CWCapital began warning of such “trigger periods” last year, later layering on payment defaults and protective advance reimbursements as the property’s income slipped, the lawsuit shows.

The foreclosure filing puts added pressure on Group RMC, which over the past decade amassed a large portfolio of suburban office properties across the U.S. and specifically the Midwest.

Although the company has struggled to make good on loan agreements in the face of declining commercial property values, it has negotiated its way out of multiple financial disputes over its buildings, according to a person familiar with its business dealings. 

Since the pandemic rattled the office market, the firm has put about $70 million into paying off lenders for its properties, using the money to strike extensions of maturity dates, discounted payoffs and other lifelines in a bid to work out its debts, the person said.

At least two other Group RMC loans for suburban Chicago assets had landed on lender watchlists as of earlier this year, signaling mounting stress across its portfolio. 

The firm’s Executive Towers West complex in Downers Grove — three buildings totaling 681,000 square feet, also purchased in 2018 from Blackstone — was flagged after occupancy fell below 80 percent, despite posting a relatively healthy debt-service coverage ratio of about 1.3 last year.

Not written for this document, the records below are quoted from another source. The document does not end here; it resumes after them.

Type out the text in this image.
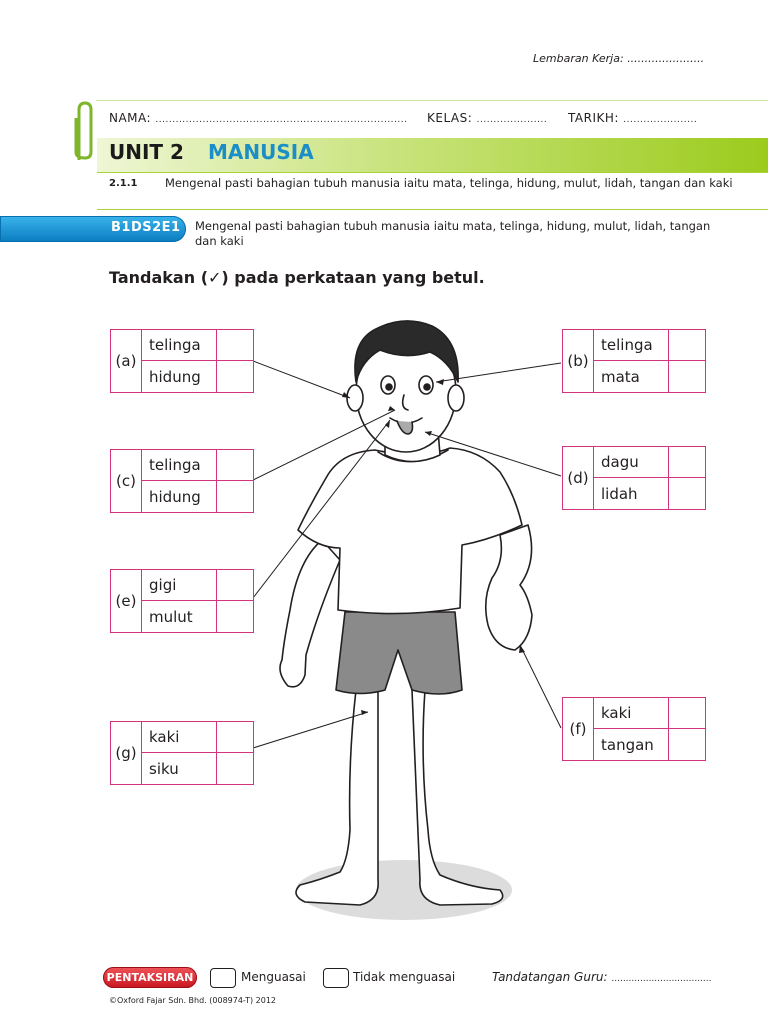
Lembaran Kerja: ......................
NAMA: ........................................................................... KELAS: ..................... TARIKH: ......................
UNIT 2 MANUSIA
2.1.1 Mengenal pasti bahagian tubuh manusia iaitu mata, telinga, hidung, mulut, lidah, tangan dan kaki
B1DS2E1 Mengenal pasti bahagian tubuh manusia iaitu mata, telinga, hidung, mulut, lidah, tangan dan kaki
Tandakan (✓) pada perkataan yang betul.
(a)
telinga
hidung
(b)
telinga
mata
(c)
telinga
hidung
(d)
dagu
lidah
(e)
gigi
mulut
(f)
kaki
tangan
(g)
kaki
siku
PENTAKSIRAN	Menguasai	Tidak menguasai	Tandatangan Guru: ...................................
©Oxford Fajar Sdn. Bhd. (008974-T) 2012
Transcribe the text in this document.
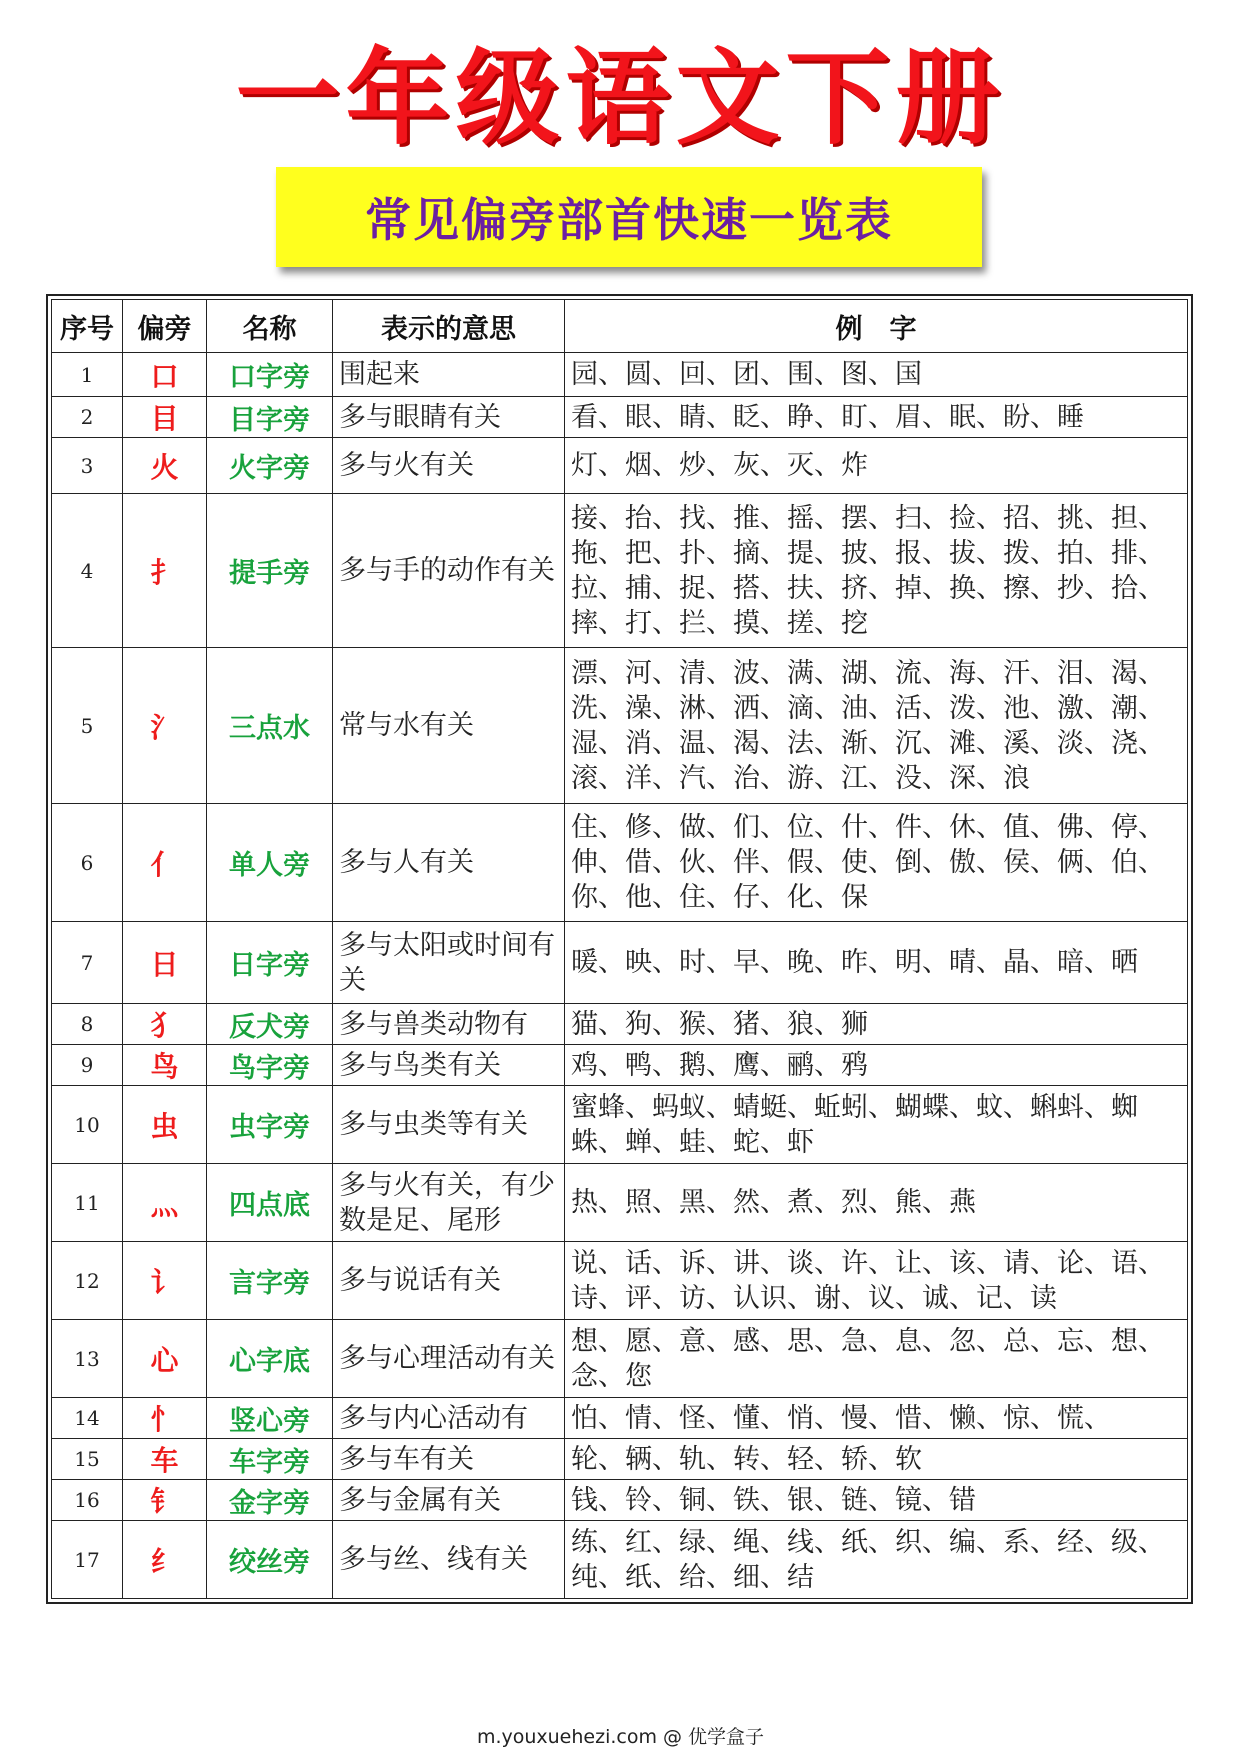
一年级语文下册
常见偏旁部首快速一览表
序号	偏旁	名称	表示的意思	例　字
1	口	口字旁	围起来	园、圆、回、团、围、图、国
2	目	目字旁	多与眼睛有关	看、眼、睛、眨、睁、盯、眉、眠、盼、睡
3	火	火字旁	多与火有关	灯、烟、炒、灰、灭、炸
4	扌	提手旁	多与手的动作有关	接、抬、找、推、摇、摆、扫、捡、招、挑、担、拖、把、扑、摘、提、披、报、拔、拨、拍、排、拉、捕、捉、搭、扶、挤、掉、换、擦、抄、拾、摔、打、拦、摸、搓、挖
5	氵	三点水	常与水有关	漂、河、清、波、满、湖、流、海、汗、泪、渴、洗、澡、淋、洒、滴、油、活、泼、池、激、潮、湿、消、温、渴、法、渐、沉、滩、溪、淡、浇、滚、洋、汽、治、游、江、没、深、浪

6	亻	单人旁	多与人有关	住、修、做、们、位、什、件、休、值、佛、停、伸、借、伙、伴、假、使、倒、傲、侯、俩、伯、你、他、住、仔、化、保
7	日	日字旁	多与太阳或时间有关	暖、映、时、早、晚、昨、明、晴、晶、暗、晒
8	犭	反犬旁	多与兽类动物有	猫、狗、猴、猪、狼、狮
9	鸟	鸟字旁	多与鸟类有关	鸡、鸭、鹅、鹰、鹂、鸦
10	虫	虫字旁	多与虫类等有关	蜜蜂、蚂蚁、蜻蜓、蚯蚓、蝴蝶、蚊、蝌蚪、蜘蛛、蝉、蛙、蛇、虾
11	灬	四点底	多与火有关，有少数是足、尾形	热、照、黑、然、煮、烈、熊、燕
12	讠	言字旁	多与说话有关	说、话、诉、讲、谈、许、让、该、请、论、语、诗、评、访、认识、谢、议、诚、记、读
13	心	心字底	多与心理活动有关	想、愿、意、感、思、急、息、忽、总、忘、想、念、您
14	忄	竖心旁	多与内心活动有	怕、情、怪、懂、悄、慢、惜、懒、惊、慌、
15	车	车字旁	多与车有关	轮、辆、轨、转、轻、轿、软
16	钅	金字旁	多与金属有关	钱、铃、铜、铁、银、链、镜、错
17	纟	绞丝旁	多与丝、线有关	练、红、绿、绳、线、纸、织、编、系、经、级、纯、纸、给、细、结
m.youxuehezi.com @ 优学盒子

Another $40 million loan to Group RMC tied to three properties, including the 427,000-square-foot Oak Creek Center in Lombard, the 118,000-square-foot Oakmont Lane in Westmont and a third in Indianapolis, was also watchlisted after debt coverage slipped just below break-even. 

The properties are current on payments, suggesting Group RMC is injecting additional cash to cover shortfalls, much as it has tried at Westbrook Corporate Center.

Group RMC’s troubles are emblematic of a wider reckoning across suburban Chicago, where office values have plunged and special servicers are increasingly turning to the courts. 

Loan data shows CMBS delinquency rates for suburban office loans climbing to post-pandemic highs this year, with workouts giving way to foreclosures as reserves run dry.

If CWCapital proceeds, the lawsuit — scheduled for its first hearing in April — could become one of the largest suburban office foreclosures ever in Cook County, underscoring the market’s harsh new reality: even borrowers willing to put in fresh equity are finding that lenders, too, are out of patience.